Lestat ha obturado su falta al convertirse en vampiro, y a partir de ahora, por más que se esfuerce en crear nuevos compañeros para su existencia (Louis, Claudia, etcétera), o nuevas formas de reconocimiento (ser actor, ser estrella de rock), nunca va a conseguir que esa molesta sensación de hastío desaparezca. 

 

Imaginad que tenéis todo el dinero que queráis... Algunos me dirán, con una sonrisa de suficiencia en la cara, ¡yo no veo problema en eso! Podríais viajar a todos aquellos lugares del mundo que os gusten, pero, ¿y cuando ya no queden sitios por visitar? ¿Y si ya habéis visto todo, incluso varias veces? ¿y si ya no queda nada por comprar, porque ya lo tenéis todo? ¿Y si ya no queda ningún capricho con el que disfrutar?

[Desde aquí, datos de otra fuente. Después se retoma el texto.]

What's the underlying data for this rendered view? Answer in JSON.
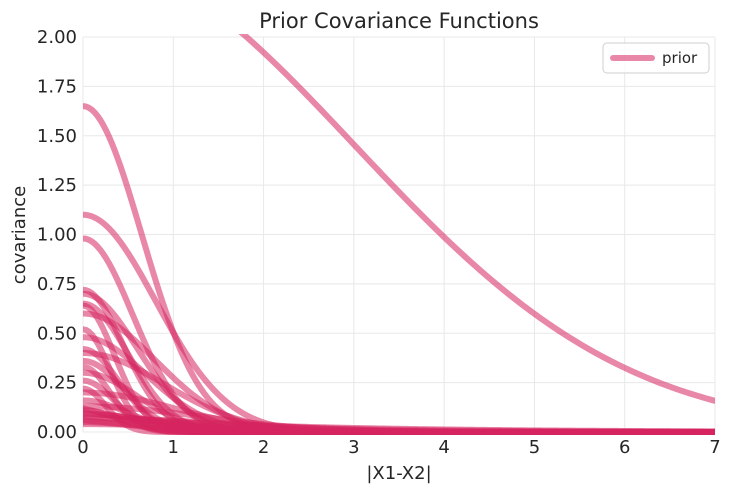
{
  "chart_data": {
    "type": "line",
    "title": "Prior Covariance Functions",
    "xlabel": "|X1-X2|",
    "ylabel": "covariance",
    "xlim": [
      0,
      7
    ],
    "ylim": [
      0,
      2.0
    ],
    "x_ticks": [
      "0",
      "1",
      "2",
      "3",
      "4",
      "5",
      "6",
      "7"
    ],
    "y_ticks": [
      "0.00",
      "0.25",
      "0.50",
      "0.75",
      "1.00",
      "1.25",
      "1.50",
      "1.75",
      "2.00"
    ],
    "grid": true,
    "legend": {
      "position": "top-right",
      "entries": [
        "prior"
      ]
    },
    "series_color": "#d6245e",
    "series_opacity": 0.55,
    "series": [
      {
        "name": "prior",
        "kernel": "expquad",
        "amplitude": 2.4,
        "lengthscale": 3.0
      },
      {
        "kernel": "expquad",
        "amplitude": 1.65,
        "lengthscale": 0.65
      },
      {
        "kernel": "expquad",
        "amplitude": 1.1,
        "lengthscale": 0.8
      },
      {
        "kernel": "expquad",
        "amplitude": 0.98,
        "lengthscale": 0.55
      },
      {
        "kernel": "expquad",
        "amplitude": 0.72,
        "lengthscale": 0.45
      },
      {
        "kernel": "expquad",
        "amplitude": 0.7,
        "lengthscale": 0.6
      },
      {
        "kernel": "expquad",
        "amplitude": 0.65,
        "lengthscale": 0.5
      },
      {
        "kernel": "expquad",
        "amplitude": 0.64,
        "lengthscale": 0.35
      },
      {
        "kernel": "expquad",
        "amplitude": 0.6,
        "lengthscale": 0.8
      },
      {
        "kernel": "expquad",
        "amplitude": 0.52,
        "lengthscale": 0.3
      },
      {
        "kernel": "expquad",
        "amplitude": 0.48,
        "lengthscale": 0.7
      },
      {
        "kernel": "expquad",
        "amplitude": 0.42,
        "lengthscale": 0.4
      },
      {
        "kernel": "expquad",
        "amplitude": 0.4,
        "lengthscale": 0.9
      },
      {
        "kernel": "expquad",
        "amplitude": 0.36,
        "lengthscale": 0.45
      },
      {
        "kernel": "expquad",
        "amplitude": 0.33,
        "lengthscale": 0.3
      },
      {
        "kernel": "expquad",
        "amplitude": 0.3,
        "lengthscale": 0.6
      },
      {
        "kernel": "expquad",
        "amplitude": 0.26,
        "lengthscale": 0.35
      },
      {
        "kernel": "expquad",
        "amplitude": 0.22,
        "lengthscale": 0.25
      },
      {
        "kernel": "expquad",
        "amplitude": 0.2,
        "lengthscale": 1.0
      },
      {
        "kernel": "expquad",
        "amplitude": 0.16,
        "lengthscale": 0.5
      },
      {
        "kernel": "expquad",
        "amplitude": 0.13,
        "lengthscale": 1.3
      },
      {
        "kernel": "expquad",
        "amplitude": 0.11,
        "lengthscale": 0.4
      },
      {
        "kernel": "expquad",
        "amplitude": 0.09,
        "lengthscale": 0.8
      },
      {
        "kernel": "expquad",
        "amplitude": 0.07,
        "lengthscale": 1.6
      },
      {
        "kernel": "expquad",
        "amplitude": 0.05,
        "lengthscale": 0.6
      },
      {
        "kernel": "expquad",
        "amplitude": 0.04,
        "lengthscale": 1.2
      },
      {
        "kernel": "exp",
        "amplitude": 0.12,
        "lengthscale": 1.0
      },
      {
        "kernel": "exp",
        "amplitude": 0.1,
        "lengthscale": 1.6
      },
      {
        "kernel": "exp",
        "amplitude": 0.08,
        "lengthscale": 2.2
      },
      {
        "kernel": "exp",
        "amplitude": 0.06,
        "lengthscale": 1.3
      }
    ]
  }
}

La cena a base de sushi que os complació tanto el sábado pasado, fue especial porque no la repetís todos los días. El viaje a Tailandia del verano pasado fue una experiencia inolvidable porque la vivisteis por primera vez y porque supuso un esfuerzo previo para poder llevarlo a cabo. Cuando ya lo has vivido todo, cuando ya lo has probado todo, cuando ya nada supone un esfuerzo porque todo está a tu alcance... ¿qué queda por hacer?

 

Lestat, en varias ocasiones, decidió que lo único que le quedaba por hacer era, irónicamente, morir otra vez. Suicidarse para acabar con esa sensación de hastío, de melancolía, de sin sentido. En ocasiones lo intenta de forma deliberada, intentando exponerse al sol. En otras ocasiones, lo hace de forma menos directa, provocando al resto de vampiros para que vayan a por él, para que le demuestren lo que le pueden hacer. Lo que más desea Lestat, después de tenerlo todo, es morir. 

 

Poniéndonos lacanianos de nuevo, "la satisfacción mata el Deseo". Cuando lo tengo todo, dejo de desear. Si dejo de desear, ya no queda nada. Ni siquiera esa inútil búsqueda de algo que me llene, porque ya estoy lleno por completo. Ya no hay vacío, ya no hay necesidad, ya no hay nada que tapar. Y, contra todo pronóstico, cuando ya no hay nada que tapar, llega el final. Si no hay vacío, no hay disfrute. Y si no hay disfrute, el ser humano se marchita. Igual que el vampiro Lestat entregándose al Sol, el hombre se deja morir...

 

Menos mal que nuestra vida está llena de insatisfacción, mis queridos lectores. Menos mal que nunca tenemos suficiente, que siempre podemos buscar un trabajo mejor, un sueldo mayor, un coche más grande, un iphone más nuevo... Menos mal que nunca se agota el deseo y menos mal que existe la castración, porque sería realmente aburrido intentar vivir teniéndolo todo... sobre todo, tiempo. No os creáis a Edwards y Bellas con purpurina. La vida es maravillosa, precisamente porque sabemos que se acaba. Es difícil de asumir, lo sé, pero mientras nos hacemos a la idea, podemos ir disfrutando de más cenas a base de sushi, de más viajes a Tailandia, y ya si lo hacemos acompañados de un otro que nos guste, eso que nos llevamos ;)

 

Este post está dedicado a Gerardo, psicoanalista, mentor, Otro grande y mi personal hilo de Ariadna.